Eli was often on the road, following classical musical groups and occasionally a pop one with his camera. He placed a photo in Rolling Stone and another in Spin. He had a gallery show in Chelsea, another in Chicago. Overnight somehow, they became affluent—not that she was impressed or even seemed to notice.
“I’m home,” he yelled from the foyer, dropping his overnight bag on the tiled floor. Her one request in their search for a house had been a music room. Here she spent most of her hours.
He could hear music. The location of the music room insured any piece played would swell throughout the walls of the brownstone. Like her body’s relationship with her cello, her music occupied every crevice of their home. She was playing Britten today. Sometimes it only seemed like she played Bach continuously. Despi
te his weariness with the Bach, he was wary of a change in atmosphere and the possibilities it might signal.
“Nan,” he yelled again. The music stopped and he heard her sigh. The acoustics were good enough to pick up even a frisson of displeasure.

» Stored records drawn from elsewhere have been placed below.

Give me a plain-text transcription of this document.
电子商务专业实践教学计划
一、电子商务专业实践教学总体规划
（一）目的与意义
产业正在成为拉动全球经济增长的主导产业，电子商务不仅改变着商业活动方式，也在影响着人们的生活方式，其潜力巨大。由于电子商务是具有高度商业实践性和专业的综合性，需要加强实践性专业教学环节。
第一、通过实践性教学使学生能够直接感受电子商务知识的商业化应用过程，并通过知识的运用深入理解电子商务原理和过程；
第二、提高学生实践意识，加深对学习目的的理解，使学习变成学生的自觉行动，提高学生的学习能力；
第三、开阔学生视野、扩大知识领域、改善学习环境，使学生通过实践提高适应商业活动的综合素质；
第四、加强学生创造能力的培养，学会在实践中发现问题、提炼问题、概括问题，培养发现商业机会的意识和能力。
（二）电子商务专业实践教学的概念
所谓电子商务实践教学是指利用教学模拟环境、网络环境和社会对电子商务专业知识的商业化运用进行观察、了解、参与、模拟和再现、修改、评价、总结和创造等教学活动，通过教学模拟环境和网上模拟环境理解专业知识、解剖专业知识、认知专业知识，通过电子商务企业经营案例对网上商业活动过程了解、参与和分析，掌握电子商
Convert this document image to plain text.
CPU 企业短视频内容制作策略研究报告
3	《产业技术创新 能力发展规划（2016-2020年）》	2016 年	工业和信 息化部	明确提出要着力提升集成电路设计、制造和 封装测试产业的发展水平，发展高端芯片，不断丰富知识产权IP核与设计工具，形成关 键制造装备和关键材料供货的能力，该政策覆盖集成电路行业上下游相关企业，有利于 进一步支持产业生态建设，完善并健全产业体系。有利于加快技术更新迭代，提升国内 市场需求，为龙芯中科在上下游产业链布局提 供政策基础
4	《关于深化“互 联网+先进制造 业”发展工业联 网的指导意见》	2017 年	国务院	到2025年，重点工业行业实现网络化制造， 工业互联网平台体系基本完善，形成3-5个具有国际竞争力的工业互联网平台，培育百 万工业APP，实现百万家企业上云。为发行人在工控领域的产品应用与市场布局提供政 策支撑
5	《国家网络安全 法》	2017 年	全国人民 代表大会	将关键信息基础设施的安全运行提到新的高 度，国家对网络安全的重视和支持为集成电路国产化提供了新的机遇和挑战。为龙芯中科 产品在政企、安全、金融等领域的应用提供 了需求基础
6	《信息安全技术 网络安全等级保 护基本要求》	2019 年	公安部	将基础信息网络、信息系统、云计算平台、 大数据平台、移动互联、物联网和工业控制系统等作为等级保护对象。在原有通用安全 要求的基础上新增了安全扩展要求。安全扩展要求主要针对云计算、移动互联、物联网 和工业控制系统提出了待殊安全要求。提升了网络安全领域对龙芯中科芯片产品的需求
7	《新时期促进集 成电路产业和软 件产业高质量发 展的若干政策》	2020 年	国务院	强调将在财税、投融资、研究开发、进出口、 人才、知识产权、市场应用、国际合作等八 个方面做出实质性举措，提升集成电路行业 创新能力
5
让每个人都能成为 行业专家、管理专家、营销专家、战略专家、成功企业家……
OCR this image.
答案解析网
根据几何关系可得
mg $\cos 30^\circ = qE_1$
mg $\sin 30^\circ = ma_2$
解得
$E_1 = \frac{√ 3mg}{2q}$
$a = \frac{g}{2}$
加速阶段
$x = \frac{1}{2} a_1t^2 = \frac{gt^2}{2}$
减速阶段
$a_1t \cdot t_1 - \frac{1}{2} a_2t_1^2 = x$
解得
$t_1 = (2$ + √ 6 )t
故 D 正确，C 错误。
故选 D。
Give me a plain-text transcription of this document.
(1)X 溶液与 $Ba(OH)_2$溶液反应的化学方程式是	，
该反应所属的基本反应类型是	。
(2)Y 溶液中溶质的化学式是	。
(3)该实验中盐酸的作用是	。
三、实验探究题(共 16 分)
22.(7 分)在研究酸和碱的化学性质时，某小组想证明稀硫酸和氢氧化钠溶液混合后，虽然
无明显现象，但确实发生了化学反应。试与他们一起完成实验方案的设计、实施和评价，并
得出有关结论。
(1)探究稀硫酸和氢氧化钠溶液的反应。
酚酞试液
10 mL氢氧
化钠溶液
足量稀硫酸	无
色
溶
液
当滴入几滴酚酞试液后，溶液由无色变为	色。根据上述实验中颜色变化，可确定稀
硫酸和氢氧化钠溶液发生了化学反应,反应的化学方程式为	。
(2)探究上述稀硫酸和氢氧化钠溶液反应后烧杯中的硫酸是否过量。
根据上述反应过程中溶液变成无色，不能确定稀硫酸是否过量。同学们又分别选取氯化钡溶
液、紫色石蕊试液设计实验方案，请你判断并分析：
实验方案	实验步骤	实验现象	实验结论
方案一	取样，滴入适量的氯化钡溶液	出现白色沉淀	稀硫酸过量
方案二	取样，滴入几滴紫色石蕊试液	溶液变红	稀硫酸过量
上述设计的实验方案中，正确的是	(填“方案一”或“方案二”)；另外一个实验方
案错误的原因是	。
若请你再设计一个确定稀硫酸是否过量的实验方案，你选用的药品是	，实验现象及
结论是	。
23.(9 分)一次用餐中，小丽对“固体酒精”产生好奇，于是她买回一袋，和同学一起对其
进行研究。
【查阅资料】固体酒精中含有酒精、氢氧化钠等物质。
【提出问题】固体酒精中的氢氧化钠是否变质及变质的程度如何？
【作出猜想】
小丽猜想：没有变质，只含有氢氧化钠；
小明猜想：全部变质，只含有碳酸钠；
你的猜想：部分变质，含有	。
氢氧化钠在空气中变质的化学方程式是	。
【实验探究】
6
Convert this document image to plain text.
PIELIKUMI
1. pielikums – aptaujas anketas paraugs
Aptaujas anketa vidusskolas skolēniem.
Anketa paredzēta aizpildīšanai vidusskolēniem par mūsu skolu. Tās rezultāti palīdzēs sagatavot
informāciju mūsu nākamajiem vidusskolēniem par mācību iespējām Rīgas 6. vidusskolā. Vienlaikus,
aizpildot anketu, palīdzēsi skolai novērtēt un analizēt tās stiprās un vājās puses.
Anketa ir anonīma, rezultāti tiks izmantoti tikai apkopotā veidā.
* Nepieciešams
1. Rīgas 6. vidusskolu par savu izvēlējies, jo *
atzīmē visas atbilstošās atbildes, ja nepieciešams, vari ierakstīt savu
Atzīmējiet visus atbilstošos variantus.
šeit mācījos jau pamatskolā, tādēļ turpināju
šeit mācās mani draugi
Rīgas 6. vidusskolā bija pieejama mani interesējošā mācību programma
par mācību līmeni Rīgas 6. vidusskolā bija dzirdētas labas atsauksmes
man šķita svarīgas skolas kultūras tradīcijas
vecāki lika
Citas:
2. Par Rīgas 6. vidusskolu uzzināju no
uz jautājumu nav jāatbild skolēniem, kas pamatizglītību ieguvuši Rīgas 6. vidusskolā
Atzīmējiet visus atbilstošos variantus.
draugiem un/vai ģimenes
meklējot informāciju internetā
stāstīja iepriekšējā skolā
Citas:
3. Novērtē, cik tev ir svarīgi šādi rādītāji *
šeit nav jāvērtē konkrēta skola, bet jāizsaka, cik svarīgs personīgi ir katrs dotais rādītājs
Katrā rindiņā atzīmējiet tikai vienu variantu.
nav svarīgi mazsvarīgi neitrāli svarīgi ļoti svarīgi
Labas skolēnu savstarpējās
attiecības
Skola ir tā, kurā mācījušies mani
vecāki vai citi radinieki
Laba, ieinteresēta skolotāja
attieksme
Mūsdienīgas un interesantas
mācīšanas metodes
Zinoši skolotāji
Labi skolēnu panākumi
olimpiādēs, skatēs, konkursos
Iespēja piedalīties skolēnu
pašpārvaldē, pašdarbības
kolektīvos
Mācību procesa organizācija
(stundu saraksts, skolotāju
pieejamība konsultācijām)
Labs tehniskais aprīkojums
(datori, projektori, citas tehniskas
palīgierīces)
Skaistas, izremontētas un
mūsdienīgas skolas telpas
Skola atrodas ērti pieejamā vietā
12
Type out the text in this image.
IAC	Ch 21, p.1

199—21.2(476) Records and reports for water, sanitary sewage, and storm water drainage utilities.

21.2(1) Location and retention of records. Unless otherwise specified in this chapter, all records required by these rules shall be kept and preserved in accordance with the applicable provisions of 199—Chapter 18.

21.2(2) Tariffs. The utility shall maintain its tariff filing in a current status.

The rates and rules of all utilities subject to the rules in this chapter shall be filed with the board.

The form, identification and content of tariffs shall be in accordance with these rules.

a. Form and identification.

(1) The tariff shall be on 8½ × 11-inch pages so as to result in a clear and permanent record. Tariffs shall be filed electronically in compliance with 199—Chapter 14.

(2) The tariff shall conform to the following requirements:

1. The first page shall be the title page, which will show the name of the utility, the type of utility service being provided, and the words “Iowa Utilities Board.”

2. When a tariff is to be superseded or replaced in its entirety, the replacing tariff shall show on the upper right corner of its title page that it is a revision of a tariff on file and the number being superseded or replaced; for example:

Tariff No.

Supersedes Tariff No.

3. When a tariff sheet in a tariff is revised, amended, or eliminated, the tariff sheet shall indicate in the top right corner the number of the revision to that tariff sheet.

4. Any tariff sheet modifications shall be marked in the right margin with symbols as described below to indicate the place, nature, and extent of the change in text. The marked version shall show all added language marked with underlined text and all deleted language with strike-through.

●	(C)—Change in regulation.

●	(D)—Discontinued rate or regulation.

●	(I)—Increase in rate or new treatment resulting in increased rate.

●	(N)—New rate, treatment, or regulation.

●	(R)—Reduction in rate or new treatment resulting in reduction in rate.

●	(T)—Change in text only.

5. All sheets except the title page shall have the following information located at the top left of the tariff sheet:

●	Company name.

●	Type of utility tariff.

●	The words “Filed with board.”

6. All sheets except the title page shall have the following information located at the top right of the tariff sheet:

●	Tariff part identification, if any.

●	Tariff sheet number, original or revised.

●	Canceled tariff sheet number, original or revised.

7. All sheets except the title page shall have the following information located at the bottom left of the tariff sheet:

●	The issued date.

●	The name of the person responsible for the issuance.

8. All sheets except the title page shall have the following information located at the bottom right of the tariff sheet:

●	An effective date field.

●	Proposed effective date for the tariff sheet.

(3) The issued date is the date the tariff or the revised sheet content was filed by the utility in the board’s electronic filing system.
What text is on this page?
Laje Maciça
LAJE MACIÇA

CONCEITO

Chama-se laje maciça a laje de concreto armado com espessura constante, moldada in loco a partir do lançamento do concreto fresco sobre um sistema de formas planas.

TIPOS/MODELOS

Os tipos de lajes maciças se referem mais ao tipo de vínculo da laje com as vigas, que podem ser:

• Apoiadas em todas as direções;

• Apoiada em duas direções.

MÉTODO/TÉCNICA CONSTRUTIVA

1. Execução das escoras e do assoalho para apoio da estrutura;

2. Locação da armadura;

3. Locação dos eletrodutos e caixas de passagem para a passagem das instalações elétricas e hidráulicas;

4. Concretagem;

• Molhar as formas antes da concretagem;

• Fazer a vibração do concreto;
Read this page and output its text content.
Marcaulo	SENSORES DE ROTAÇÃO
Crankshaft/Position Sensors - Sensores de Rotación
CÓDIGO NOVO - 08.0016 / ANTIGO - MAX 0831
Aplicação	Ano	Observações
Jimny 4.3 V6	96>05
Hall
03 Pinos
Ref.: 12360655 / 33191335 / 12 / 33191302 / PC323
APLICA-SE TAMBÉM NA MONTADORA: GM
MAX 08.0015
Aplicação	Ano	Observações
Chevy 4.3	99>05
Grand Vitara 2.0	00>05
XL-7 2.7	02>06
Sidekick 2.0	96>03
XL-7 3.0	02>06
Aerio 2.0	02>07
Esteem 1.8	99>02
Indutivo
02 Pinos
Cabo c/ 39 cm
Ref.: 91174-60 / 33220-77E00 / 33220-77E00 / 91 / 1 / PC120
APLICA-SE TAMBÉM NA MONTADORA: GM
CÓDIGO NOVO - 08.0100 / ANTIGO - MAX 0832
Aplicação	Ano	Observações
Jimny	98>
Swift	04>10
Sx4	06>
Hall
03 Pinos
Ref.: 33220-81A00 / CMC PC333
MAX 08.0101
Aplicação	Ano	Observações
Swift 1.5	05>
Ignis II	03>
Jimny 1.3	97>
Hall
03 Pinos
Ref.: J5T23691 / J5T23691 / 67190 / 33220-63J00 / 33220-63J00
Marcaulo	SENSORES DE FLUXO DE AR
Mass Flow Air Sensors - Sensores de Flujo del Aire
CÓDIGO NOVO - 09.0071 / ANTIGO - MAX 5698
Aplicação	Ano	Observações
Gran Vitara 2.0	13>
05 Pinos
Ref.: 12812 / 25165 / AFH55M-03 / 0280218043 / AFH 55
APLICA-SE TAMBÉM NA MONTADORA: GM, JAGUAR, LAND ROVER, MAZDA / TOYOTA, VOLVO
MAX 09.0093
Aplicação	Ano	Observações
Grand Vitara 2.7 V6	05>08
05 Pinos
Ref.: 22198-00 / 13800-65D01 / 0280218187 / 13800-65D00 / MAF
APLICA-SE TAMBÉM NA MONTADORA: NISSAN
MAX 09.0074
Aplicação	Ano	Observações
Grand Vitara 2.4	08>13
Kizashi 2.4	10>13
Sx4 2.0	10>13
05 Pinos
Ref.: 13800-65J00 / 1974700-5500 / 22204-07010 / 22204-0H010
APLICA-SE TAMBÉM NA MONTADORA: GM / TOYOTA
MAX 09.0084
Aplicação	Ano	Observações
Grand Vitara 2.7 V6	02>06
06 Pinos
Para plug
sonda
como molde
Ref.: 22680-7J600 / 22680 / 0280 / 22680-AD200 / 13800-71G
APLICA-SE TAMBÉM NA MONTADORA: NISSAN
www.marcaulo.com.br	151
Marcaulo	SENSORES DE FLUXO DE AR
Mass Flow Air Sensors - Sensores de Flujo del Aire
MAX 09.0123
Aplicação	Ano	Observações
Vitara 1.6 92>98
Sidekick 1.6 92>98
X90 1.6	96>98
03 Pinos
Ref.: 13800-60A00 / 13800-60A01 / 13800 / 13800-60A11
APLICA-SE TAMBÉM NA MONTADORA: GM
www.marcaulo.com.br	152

“I was nearly finished. Now I’ll have to begin again.”
For a second, he wondered if she’d forgotten his name. And why did she have to begin again? If she erred, even on a final note, she started fresh.
“Wait. I’ve brought you a present, Nanny.” Silence. He bounded up the steps and found her fiddling with her pegs. “Did you hear me? I brought you something special.”
He’d been in Munich for ten days and had missed her every minute. He searched her face for a familiar expression, a sign. Had she noticed his absence? He held out the bright blue bag. When he wasn’t home, did anyone stop her from playing night and day? Sometimes he cursed the thickness of their walls, which hid her obsession from their neighbors. Only an open window gave her away.
Nan looked up and smiled, finally seeing him. Pulling out the wrapped gift, she opened it excitedly. Usually, he brought home rare CDs or autographed sheet music. Gifts she loved. But this was something special, he hoped. In seconds, she was holding up the music box. Hesitantly, she opened its lid. He knew she was worried that the music would be a violin piece, an instrument she barely tolerated.
“Can you really abide that screeching sound? I know your mother plays violin, but…” She’d said such things on many occasions. Brought up on the violin, he didn’t hear the sounds she apparently did. Both instruments—when played well—were similarly melodic to him.
“It’s Dvorak,” she said a second later, the gift-wrap at her feet. She sounded puzzled. Puzzled and a bit annoyed.
“There’s a shop outside Munich, which has quite a selection. Even Philip Glass.”
She giggled nervously. “Surely not Glass!” She listened a second or two longer then shut the lid.
“Thank you, Eli. Very artfully made.”